My heart sped up in synchrony with her deliberate yet gentle placement of the phone back in its cradle. And as she turned…

[Ohhell Idon’teven knowwheretobegin, what am I here for. Does thisshit ever stop, do I get a reprieve from these thoughts?]

She spun around in her chair and turned on that smile, that tractor beam of an expression – peering over her slight glasses – and in the vacuum of her presence my problems, my concerns and my fear began to vanish. Regardless, she had sucked them all up, whisked them away, absorbed them, as if there was no way possible for them to escape the grandiosity of whom she knew I was, or at least of whom she knew I was capable of being.

I began vomiting words of despair, of frustration, of resignation, “I don’t understand why this monologue in my head is so nasty all the time. It just says the most horrible things about myself and about others. I hate this person, I can’t stand that person, I’m never happy with my accomplishments and am angry with myself, I’m ugly, and this person just pushed me on the subway on my way here and now it’s attacking them.” She just smiled kindly and emphatically nodded as I innocently asked her, “When is it going to stop?”

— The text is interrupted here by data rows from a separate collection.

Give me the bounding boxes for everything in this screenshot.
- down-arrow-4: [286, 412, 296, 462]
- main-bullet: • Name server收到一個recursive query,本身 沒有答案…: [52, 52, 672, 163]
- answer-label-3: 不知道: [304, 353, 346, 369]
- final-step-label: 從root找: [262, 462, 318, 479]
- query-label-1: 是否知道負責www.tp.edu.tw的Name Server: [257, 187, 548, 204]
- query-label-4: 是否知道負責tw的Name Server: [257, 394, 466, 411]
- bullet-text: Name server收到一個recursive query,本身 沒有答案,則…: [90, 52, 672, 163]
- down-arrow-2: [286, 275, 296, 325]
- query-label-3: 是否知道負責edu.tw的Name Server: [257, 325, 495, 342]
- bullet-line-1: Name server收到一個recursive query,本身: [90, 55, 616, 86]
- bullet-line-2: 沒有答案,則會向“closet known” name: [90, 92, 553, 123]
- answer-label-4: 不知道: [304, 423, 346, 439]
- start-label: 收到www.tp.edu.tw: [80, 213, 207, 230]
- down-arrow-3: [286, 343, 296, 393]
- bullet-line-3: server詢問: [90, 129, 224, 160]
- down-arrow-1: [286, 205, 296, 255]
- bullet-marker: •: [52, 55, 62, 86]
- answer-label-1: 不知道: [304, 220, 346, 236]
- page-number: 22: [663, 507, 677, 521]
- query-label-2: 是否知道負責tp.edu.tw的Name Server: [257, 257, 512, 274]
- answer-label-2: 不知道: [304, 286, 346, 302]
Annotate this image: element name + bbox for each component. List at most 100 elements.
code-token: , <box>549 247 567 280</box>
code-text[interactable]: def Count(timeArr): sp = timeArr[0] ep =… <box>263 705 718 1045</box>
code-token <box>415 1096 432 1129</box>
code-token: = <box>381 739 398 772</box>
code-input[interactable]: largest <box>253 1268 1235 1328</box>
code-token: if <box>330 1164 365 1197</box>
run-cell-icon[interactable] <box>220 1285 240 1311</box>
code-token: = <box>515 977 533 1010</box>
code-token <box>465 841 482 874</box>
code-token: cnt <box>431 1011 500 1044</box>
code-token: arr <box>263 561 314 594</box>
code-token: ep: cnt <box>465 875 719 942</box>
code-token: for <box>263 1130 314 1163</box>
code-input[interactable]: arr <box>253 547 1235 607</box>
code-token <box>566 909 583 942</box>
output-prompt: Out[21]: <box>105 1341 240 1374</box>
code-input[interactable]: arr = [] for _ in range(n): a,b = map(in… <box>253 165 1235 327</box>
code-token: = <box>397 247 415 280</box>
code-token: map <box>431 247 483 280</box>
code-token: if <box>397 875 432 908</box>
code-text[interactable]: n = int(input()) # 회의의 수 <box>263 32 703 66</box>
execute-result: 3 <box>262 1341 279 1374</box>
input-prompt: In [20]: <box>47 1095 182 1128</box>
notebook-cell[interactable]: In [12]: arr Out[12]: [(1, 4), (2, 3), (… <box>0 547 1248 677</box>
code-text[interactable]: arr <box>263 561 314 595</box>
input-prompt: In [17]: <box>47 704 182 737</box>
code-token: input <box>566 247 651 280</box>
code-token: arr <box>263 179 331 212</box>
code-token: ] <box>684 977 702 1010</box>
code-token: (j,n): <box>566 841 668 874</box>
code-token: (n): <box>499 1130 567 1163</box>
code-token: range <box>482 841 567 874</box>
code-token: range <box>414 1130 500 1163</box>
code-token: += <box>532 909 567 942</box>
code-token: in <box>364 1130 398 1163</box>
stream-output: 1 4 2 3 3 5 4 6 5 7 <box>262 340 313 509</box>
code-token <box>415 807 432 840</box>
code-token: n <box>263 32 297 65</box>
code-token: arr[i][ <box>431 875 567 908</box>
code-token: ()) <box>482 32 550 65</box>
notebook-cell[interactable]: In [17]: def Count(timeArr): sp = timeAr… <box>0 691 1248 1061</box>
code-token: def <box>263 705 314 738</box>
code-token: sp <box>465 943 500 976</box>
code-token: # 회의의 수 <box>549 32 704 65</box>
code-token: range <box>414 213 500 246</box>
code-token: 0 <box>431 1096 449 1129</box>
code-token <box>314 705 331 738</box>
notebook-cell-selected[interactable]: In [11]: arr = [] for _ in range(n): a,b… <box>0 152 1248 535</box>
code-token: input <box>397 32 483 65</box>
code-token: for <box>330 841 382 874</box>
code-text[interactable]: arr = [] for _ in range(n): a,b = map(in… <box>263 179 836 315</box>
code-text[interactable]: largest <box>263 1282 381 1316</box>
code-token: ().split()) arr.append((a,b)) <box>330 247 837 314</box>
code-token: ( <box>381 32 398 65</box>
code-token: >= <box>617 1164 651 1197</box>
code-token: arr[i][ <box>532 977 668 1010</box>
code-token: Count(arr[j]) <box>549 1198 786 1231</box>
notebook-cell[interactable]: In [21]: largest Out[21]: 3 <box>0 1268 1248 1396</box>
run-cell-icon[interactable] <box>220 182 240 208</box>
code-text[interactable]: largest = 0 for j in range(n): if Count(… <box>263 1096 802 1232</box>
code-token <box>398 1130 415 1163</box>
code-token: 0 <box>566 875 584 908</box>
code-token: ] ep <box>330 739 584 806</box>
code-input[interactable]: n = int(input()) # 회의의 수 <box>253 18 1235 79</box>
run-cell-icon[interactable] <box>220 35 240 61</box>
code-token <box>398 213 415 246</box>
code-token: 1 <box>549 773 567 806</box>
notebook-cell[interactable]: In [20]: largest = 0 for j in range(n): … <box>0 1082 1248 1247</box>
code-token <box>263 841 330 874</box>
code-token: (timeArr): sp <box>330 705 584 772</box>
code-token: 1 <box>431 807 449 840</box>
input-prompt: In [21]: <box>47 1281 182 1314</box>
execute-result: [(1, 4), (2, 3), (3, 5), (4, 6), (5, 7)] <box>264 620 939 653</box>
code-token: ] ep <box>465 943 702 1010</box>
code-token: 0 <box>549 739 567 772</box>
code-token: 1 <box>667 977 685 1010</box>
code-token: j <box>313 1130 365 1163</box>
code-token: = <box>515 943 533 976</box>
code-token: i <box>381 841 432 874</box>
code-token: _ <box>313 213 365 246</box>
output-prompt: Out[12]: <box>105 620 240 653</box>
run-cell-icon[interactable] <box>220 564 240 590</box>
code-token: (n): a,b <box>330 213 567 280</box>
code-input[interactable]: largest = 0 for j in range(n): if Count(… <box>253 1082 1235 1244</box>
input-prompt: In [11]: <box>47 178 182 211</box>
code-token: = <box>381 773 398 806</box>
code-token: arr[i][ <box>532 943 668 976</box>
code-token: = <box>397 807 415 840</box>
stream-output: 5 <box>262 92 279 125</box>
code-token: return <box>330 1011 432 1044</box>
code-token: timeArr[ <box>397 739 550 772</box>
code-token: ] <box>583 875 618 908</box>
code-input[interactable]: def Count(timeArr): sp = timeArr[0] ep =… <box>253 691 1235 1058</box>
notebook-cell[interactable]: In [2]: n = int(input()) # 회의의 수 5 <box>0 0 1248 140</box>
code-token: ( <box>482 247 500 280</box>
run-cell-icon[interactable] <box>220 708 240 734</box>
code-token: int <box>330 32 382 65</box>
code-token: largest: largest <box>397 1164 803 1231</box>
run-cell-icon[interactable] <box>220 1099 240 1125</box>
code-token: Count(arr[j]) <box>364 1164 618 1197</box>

Her deep chuckle of recognition almost knocked me over, as she looked lovingly, warmly and then brassily said to me, “HON, oh that’s never gonna stop! You’re adorable, you know the only difference between you and me is that I’ve been doing this for 20 years.”

I gulped and looked at her in mild horror as I thought – Oh god! I was calm yet terrified at the prospect of dealing with these nasty thoughts for the rest of my life.

She continued with her characteristic nod punctuated by profoundly wise statements of encouragement and love, “You just need to go make a difference with someone ELSE. Everything is gonna work out.”

Her immense personality matched only by the size of her love for humanity, she could part the Red Sea if she desired. However, her gift was imminently more impressive, as I sat at her desk and experienced it firsthand, a woman who could enkindle being in another, which occurred solely by the power of the way she listened to others.